Vorteile der Option Wehrpflicht

  • Die Armee hat Priorität. Ihr Bestand von 140’000 Mann ist garantiert.
  • Die Zivis werden endlich einer geführten Organisation unterstellt. Das bedeutet das Ende der amorphen Masse von derzeit über 60’000 Zivis.
  • Die Kantone stimmen zu. Ihr gravierendes Bestandesproblem beim Zivilschutz ist mindestens numerisch gelöst.
  • Auch staatspolitisch behält die Armee die Oberhand. Ihr geschichtlich in Jahrhunderten gewachsenes Fundament bleibt erhalten.
  • Die Option wird dem Volkswillen gerecht. 2012 hiessen 73% der Stimmenden und alle Stände (auch der Suisse romande) die allg. Wehrpflicht gut.
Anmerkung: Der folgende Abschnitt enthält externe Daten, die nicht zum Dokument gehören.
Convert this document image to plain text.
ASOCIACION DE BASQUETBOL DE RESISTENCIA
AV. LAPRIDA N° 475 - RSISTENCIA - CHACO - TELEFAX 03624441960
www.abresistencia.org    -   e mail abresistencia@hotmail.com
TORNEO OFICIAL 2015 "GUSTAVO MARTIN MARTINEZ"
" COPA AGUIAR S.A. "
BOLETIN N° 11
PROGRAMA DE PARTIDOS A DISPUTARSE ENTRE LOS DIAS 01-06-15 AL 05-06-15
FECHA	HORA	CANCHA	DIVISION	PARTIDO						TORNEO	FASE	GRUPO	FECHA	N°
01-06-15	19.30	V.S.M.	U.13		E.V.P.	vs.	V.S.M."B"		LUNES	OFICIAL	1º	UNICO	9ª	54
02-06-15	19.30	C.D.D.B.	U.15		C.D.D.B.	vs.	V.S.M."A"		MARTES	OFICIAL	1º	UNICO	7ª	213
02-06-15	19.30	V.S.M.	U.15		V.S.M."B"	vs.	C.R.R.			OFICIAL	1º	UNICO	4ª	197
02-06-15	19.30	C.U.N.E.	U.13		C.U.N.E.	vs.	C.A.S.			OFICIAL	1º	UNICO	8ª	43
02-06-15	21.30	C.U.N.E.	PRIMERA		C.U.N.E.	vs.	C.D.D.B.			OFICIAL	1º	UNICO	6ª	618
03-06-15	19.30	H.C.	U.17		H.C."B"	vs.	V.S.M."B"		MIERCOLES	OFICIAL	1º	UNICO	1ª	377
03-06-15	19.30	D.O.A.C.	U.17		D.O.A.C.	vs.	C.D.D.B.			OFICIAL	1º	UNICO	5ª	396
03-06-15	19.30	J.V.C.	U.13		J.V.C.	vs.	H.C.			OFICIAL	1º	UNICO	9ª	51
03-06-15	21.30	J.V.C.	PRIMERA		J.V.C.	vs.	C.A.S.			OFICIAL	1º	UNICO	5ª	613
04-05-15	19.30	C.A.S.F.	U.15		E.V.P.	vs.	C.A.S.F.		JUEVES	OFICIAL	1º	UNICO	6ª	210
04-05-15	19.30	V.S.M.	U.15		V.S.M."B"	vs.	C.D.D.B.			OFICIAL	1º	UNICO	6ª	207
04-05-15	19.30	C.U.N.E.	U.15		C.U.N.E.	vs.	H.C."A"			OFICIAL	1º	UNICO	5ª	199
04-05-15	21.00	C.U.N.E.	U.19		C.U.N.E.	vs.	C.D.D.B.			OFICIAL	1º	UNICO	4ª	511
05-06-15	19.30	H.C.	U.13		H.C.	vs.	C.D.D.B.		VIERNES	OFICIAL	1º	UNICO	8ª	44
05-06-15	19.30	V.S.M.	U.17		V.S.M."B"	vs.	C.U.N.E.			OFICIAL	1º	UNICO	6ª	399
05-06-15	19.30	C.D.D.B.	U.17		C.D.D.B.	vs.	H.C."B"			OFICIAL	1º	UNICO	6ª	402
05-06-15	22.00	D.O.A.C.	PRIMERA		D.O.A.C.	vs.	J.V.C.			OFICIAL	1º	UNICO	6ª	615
Missbrauch durch Zivis hätte ausgedient

  • Was sich Zivis leisten, ist gegenüber den jungen Schweizerinnen und Schweizern, die den harten, strengen Militärdienst auf sich nehmen, ein einziger Skandal. Ein Bild sagt mehr als 1000 Worte:

 

15 Uhr, Zivis am Seerhein. Angeblich betreiben sie ornithologische Studien im deutschen Wollmatinger Ried. Bald zotteln sie ab, in den Feierabend zu Muttern.

  • Wie sich die NZZ den “Dienst” der Zivis vorstellt, offenbart sie in einem unsäglich dummen Leitartikel. Der Autor, glühender Fürsprecher des Bürgerdienstes, will den Widerstand des gelernten Fachpersonals in Spitälern und Altersheimen vermeiden und schlägt doch tatsächlich als edlen “Dienst” vor: Der Zivi könnte ja im Altersheim Romane vorlesen. Ein Hohn für jede Frau und jeden Mann, der Militärdienst leistet!
  • Keine Antwort finden die Bürgerdienst-Advokaten zur Wettbewerbsverzerrung, die der Zivildienst zwangsläufig mit sich bringt: Welcher Bauer erhält einen Zivi? Welcher nicht? Welche Firma, welches Heim und so weiter?

Mit Waffe Armee, ohne Waffe Zivilschutz

  • Straff geführt, würde der vorgeschlagene Katastrophenhilfsdienst solchem Missbrauch den Riegel schieben. Allerdings käme auf die Zivilschutz-Führung eine Herausforderung zu: Neu unterstünde ihr nicht mehr nur der tüchtige Zivilschutz, sondern auch die (noch) amorphe Masse von Zehntausenden Zivis.
  • Zu vernehmen sind Vorschläge zur vertiefen Ausbildung der Zivilschutz-Majore und -Hauptleute; sobald diese aber eidg. Charakter annähmen, ist mit Widerstand aus Kantonen zu rechnen.
  • Die Idee der Fusion entspricht einem Vorschlag, den der kluge ex-Kommandant der Ter Div 4, Divisionär Kellerhals, vor langer Zeit schon äusserte: Wer zum Dienst mit der Waffe bereit ist, leistet Militärdienst. Wer nicht, kommt zum Zivilschutz; will aktuell heissen: zum erweiterten, mit dem Zivildienst fusionierten Zivilschutz.